The regulatory challenges on the US side came in the form of the Dodd-Frank Act, including the registration requirement for most hedge fund advisors, and perhaps even more significantly from Cayman’s perspective, the Foreign Account Tax Compliance Act. The potential impact of FACTA dawned gradually, but it is clearly going to have a major operational impact on Cayman hedge funds that are engaged with the US because of the need to identify any ultimate investors who are US persons and enter into information exchange agreements with the IRS. As always, the devil is in the detail, and the Cayman industry continues to scrutinise this carefully as more colour emerges. However, one of the positive aspects that we have seen come out of the Dodd-Frank Act is the emergence of a new wave of start-up managers, as investment banks shed their proprietary trading desks in response to the Volcker Rule.
With the challenges facing Cayman, it becomes even more important that, on the global stage, Cayman continues to make great strides in demonstrating that it adheres to the highest international standards. In this regard, Cayman has had a good deal of success of late. In the final quarter of 2010, the OECD, based upon a qualitative review, recognised that Cayman’s legal and regulatory regime complied with international standards for transparency and exchange of tax information. No doubt, Cayman’s commitment to the signing of tax information exchange agreements - now numbering 25 -was an important factor in the OECD’s decision. Adding to recognition previously given by the IMF and IOSCO, the positive review from the OECD can only assist in demonstrating to both fund managers and investors that Cayman is the natural funds domicile, free of reputational risk.

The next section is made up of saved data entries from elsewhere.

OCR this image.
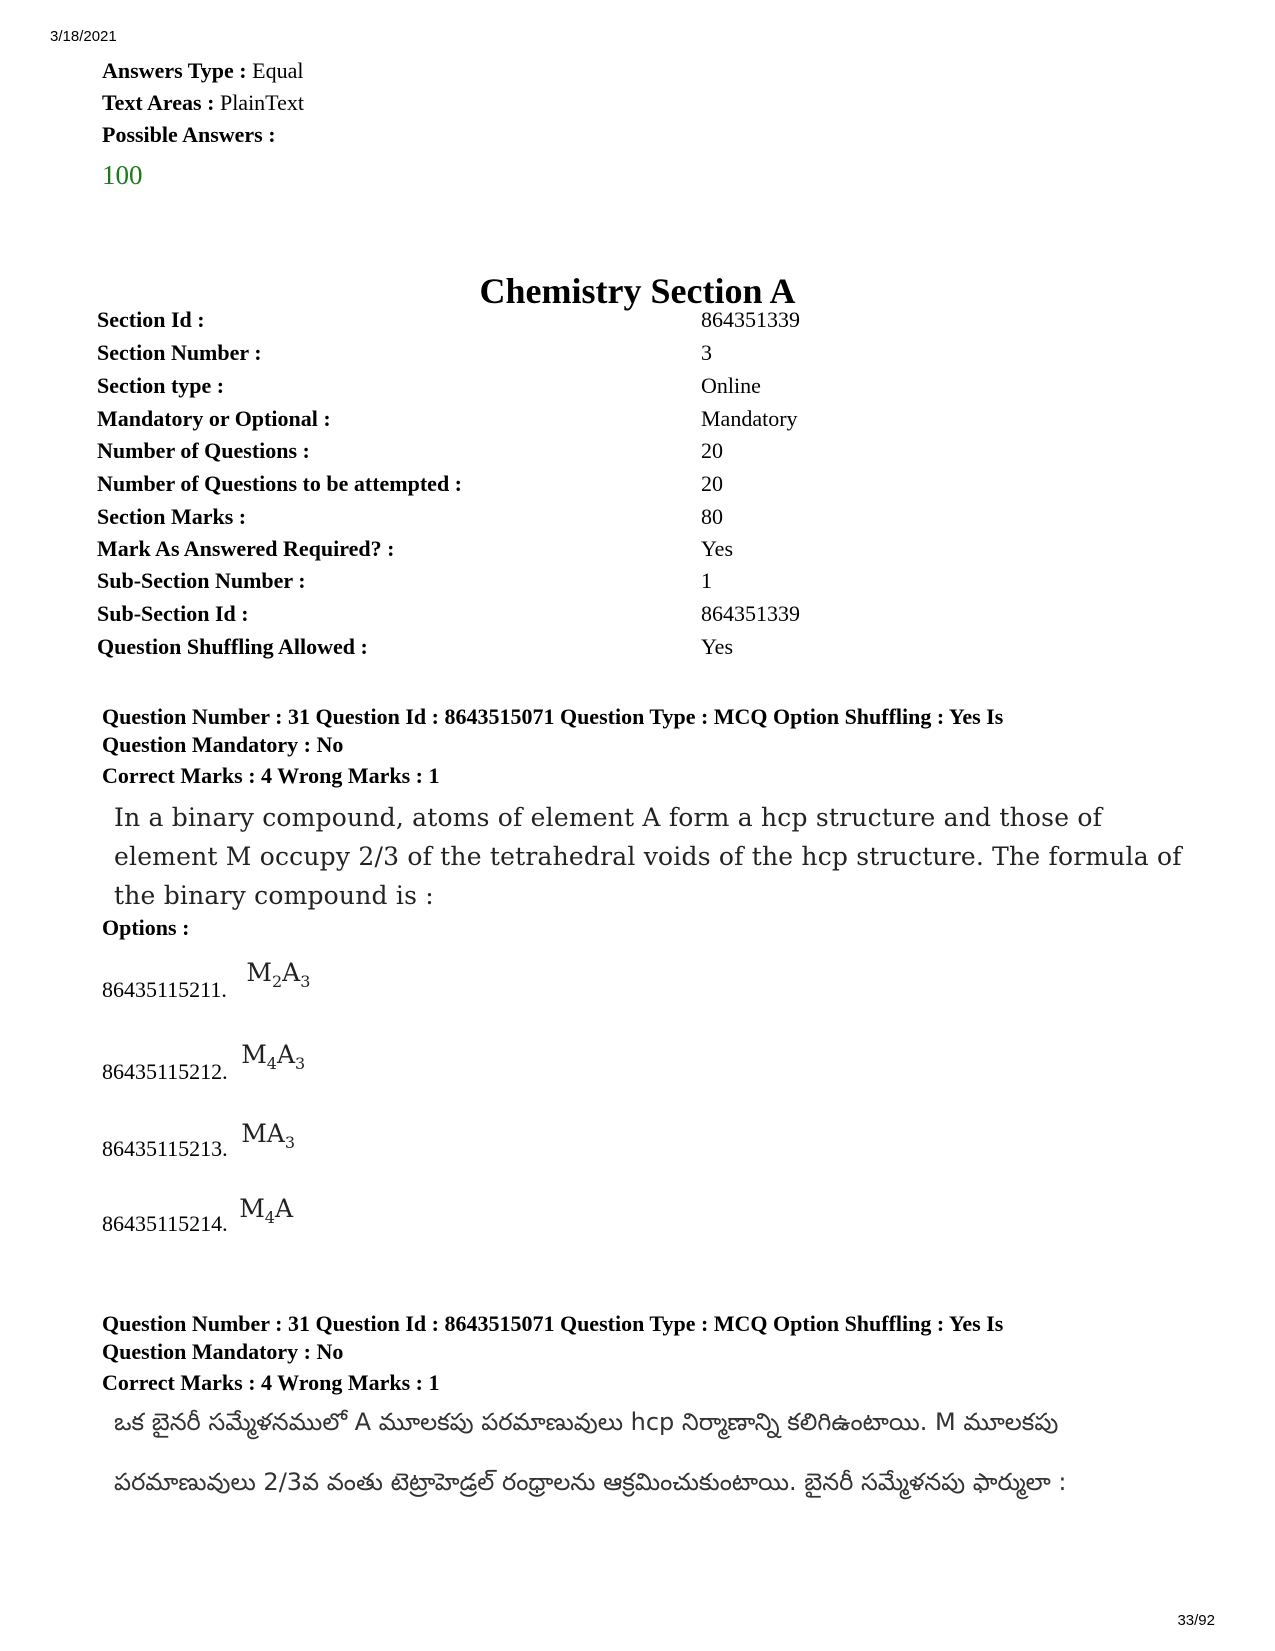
3/18/2021
Answers Type : Equal
Text Areas : PlainText
Possible Answers :
100
Chemistry Section A
Section Id :	864351339
Section Number :	3
Section type :	Online
Mandatory or Optional :	Mandatory
Number of Questions :	20
Number of Questions to be attempted :	20
Section Marks :	80
Mark As Answered Required? :	Yes
Sub-Section Number :	1
Sub-Section Id :	864351339
Question Shuffling Allowed :	Yes
Question Number : 31 Question Id : 8643515071 Question Type : MCQ Option Shuffling : Yes Is
Question Mandatory : No
Correct Marks : 4 Wrong Marks : 1
In a binary compound, atoms of element A form a hcp structure and those of element M occupy 2/3 of the tetrahedral voids of the hcp structure. The formula of the binary compound is :
Options :
86435115211. $M_2A_3$
86435115212. $M_4A_3$
86435115213. $MA_3$
86435115214. $M_4A$
Question Number : 31 Question Id : 8643515071 Question Type : MCQ Option Shuffling : Yes Is
Question Mandatory : No
Correct Marks : 4 Wrong Marks : 1
ఒక బైనరీ సమ్మేళనములో A మూలకపు పరమాణువులు hcp నిర్మాణాన్ని కలిగిఉంటాయి. M మూలకపు
పరమాణువులు 2/3వ వంతు టెట్రాహెడ్రల్ రంధ్రాలను ఆక్రమించుకుంటాయి. బైనరీ సమ్మేళనపు ఫార్ములా :
33/92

It is also fair to say that Cayman’s private sector has been getting an awful lot better at delivering a clear and consistent message about what Cayman has to offer, which was not always the case in the past. The continuing efforts of Cayman Finance and the Cayman Chapter of AIMA as well as the recently formed Cayman Chapter of New York-based Hedge Fund Association will continue to be important in this regard.
Interesting times indeed and inevitably the challenges will continue to come. However , whether you are speaking to informed, independent observers in North America, Europe, Brazil or Hong Kong, the resounding message we hear is that Cayman remains the global domicile centre for hedge funds and shows no signs of slipping from a position that it has worked so hard to achieve.
Paul Scrivener is a partner with Cayman Islands commercial law firm, Solomon Harris, where he heads the corporate/commercial group and the funds group. Scrivener was formerly a partner with international law firm, Eversheds and has practised corporate/commercial law for more than 26 years both in the UK and the Cayman Islands. His main areas of focus are hedge funds, captive insurance and mergers and acquisitions.
Jonathan Fitzgibbons is a partner with Solomon Harris’s corporate/commercial group and funds group. Originally from New Zealand, Fitzgibbons has been in private practice for more than 10 years, with more than four years of his experience practising in the Cayman Islands. He specialises in corporate and commercial matters and investment funds.